[erlang-questions] public_key & OpenSSL format weirdness

Thu Feb 26 03:01:22 CET 2015

On 2015年2月26日 木曜日 10:56:32 zxq9 wrote:
> I have encountered a strange issue with the public_key and crypto modules
> regarding RSA key formats generated by OpenSSL.
> 
> If I generate a private key in PEM format, public_key:pem_entry_decode/1
> will not return an #'RSAPrivateKey'{} record, but if I generate the private
> key in DER format public_key:der_decode('RSAPrivateKey', KeyFile) will
> return the correct #'RSAPrivateKey'{}.
> 
> Conversely, if I generate the public key in DER format
> public_key:der_decode('RSAPublicKey', PubFile) will give me an asn1 error,
> but if I generate the public key in PEM format
> public_key:pem_entry_decode/1 returns the correct #'RSAPublicKey'{} record.
> 
> If I go one step further and decode the public key from a PEM file, then use
> public_key:der_encode/2 and write the resulting binary to a file as DER,
> then I can use the Erlang-generated DER of the public key with no problem.
> 
> The I'm using "OpenSSL 1.0.1f 6 Jan 2014" on Linux.

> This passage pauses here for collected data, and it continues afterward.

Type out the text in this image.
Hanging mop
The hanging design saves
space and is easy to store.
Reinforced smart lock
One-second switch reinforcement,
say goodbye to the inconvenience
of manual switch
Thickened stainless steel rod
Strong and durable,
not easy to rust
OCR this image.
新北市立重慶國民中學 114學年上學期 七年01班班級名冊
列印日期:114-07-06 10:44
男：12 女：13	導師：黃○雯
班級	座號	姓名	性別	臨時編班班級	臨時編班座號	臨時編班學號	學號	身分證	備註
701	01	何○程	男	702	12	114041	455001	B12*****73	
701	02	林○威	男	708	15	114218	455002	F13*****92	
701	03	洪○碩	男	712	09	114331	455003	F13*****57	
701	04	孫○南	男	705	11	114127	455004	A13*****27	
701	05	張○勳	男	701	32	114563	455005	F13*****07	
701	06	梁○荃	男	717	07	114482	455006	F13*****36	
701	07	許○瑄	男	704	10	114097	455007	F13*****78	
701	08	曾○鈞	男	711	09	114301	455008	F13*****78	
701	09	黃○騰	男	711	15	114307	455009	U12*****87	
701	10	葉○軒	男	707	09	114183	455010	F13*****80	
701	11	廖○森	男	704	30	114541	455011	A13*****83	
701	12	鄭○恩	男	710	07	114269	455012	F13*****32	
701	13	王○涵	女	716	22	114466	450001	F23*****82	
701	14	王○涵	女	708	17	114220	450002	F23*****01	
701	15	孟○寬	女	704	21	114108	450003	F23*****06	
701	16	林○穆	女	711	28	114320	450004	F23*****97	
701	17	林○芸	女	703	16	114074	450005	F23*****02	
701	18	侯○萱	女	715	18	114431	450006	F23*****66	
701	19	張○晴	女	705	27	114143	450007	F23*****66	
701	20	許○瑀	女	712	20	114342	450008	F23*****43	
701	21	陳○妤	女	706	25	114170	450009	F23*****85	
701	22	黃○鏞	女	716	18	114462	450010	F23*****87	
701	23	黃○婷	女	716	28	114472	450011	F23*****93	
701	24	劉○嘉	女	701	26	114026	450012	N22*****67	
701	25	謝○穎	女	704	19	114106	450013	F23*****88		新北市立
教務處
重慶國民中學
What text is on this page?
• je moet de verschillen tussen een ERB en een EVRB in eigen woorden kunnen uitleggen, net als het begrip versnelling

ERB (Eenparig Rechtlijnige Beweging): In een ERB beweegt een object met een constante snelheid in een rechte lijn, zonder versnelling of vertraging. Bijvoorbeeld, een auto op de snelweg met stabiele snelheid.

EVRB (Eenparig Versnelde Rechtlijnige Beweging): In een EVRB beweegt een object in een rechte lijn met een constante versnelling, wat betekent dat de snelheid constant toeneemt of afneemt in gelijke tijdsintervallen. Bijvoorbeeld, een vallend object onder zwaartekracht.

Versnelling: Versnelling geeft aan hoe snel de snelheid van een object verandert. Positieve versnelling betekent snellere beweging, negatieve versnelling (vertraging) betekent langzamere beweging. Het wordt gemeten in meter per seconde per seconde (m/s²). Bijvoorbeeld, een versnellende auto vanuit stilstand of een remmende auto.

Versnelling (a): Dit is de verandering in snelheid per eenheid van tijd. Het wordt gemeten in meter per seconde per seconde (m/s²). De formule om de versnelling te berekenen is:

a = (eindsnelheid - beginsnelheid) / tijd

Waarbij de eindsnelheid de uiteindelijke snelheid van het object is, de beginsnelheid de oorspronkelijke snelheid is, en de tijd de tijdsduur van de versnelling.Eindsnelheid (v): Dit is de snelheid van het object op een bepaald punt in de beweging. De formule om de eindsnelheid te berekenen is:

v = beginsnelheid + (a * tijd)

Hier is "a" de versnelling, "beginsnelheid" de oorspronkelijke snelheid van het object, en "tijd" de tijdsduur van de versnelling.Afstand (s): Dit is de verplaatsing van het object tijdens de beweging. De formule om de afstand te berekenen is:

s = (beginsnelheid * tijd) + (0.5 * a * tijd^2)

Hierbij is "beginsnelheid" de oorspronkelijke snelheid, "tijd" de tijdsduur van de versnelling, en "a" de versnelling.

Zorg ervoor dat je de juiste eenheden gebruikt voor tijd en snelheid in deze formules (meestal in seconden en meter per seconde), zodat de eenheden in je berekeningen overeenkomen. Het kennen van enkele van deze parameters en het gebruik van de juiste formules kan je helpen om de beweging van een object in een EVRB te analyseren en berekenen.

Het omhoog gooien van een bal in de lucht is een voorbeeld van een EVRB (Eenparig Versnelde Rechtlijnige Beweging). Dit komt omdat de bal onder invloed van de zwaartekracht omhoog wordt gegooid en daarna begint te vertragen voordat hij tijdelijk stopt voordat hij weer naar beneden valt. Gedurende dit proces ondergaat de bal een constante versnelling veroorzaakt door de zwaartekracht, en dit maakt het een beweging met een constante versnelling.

Comparing the OpenSSL generated DER and the Erlang generated DER, I found 
this:

%%%%%%%%%%%%%%
ceverett@REDACTED:~/Code/erlang/keytest$ cp rsa3.pub.der rsa3.pub.der.erlang
ceverett@REDACTED:~/Code/erlang/keytest$ openssl rsa -inform DER -in 
rsa3.key.der -outform DER -pubout -out rsa3.pub.der.openssl
writing RSA key
ceverett@REDACTED:~/Code/erlang/keytest$ ls -l rsa3.pub.der.{erlang,openssl}
-rw-rw-r-- 1 ceverett ceverett 1038  2月 26 10:58 rsa3.pub.der.erlang
-rw-rw-r-- 1 ceverett ceverett 1062  2月 26 10:58 rsa3.pub.der.openssl
ceverett@REDACTED:~/Code/erlang/keytest$ cmp -b rsa3.pub.der.erlang 
rsa3.pub.der.openssl
rsa3.pub.der.erlang rsa3.pub.der.openssl 異なります: バイト 4、行 1  12 ^J  42 "
ceverett@REDACTED:~/Code/erlang/keytest$ cmp -b --ignore-initial=0:24 
rsa3.pub.der.erlang rsa3.pub.der.openssl
ceverett@REDACTED:~/Code/erlang/keytest$ erl
Erlang/OTP 17 [erts-6.3] [source] [64-bit] [smp:2:2] [async-threads:10] 
[kernel-poll:false]

Running $HOME/.erlang.
Eshell V6.3  (abort with ^G)
1> {ok, OpenSSLBin} = file:read_file("rsa3.pub.der.openssl").
{ok,<<48,130,4,34,48,13,6,9,42,134,72,134,247,13,1,1,1,5,
      0,3,130,4,15,0,48,130,4,...>>}
2> {ok, ErlangBin} = file:read_file("rsa3.pub.der.erlang").
{ok,<<48,130,4,10,2,130,4,1,0,202,167,130,153,242,77,196,
      252,167,142,159,17,13,69,148,41,161,50,...>>}
3> <<_:24/binary, ChoppedBin/binary>> = OpenSSLBin.
<<48,130,4,34,48,13,6,9,42,134,72,134,247,13,1,1,1,5,0,3,
  130,4,15,0,48,130,4,10,2,...>>
4> ChoppedBin = ErlangBin.
<<48,130,4,10,2,130,4,1,0,202,167,130,153,242,77,196,252,
  167,142,159,17,13,69,148,41,161,50,44,138,...>>
5>
%%%%%%%%%%%%%%

So it appears there are 24 extra bytes appended to the OpenSSL generated DER 
that are confusing the asn1 import function, but only in the case of public 
RSA keys, as private OpenSSL generated DER keys match what is expected.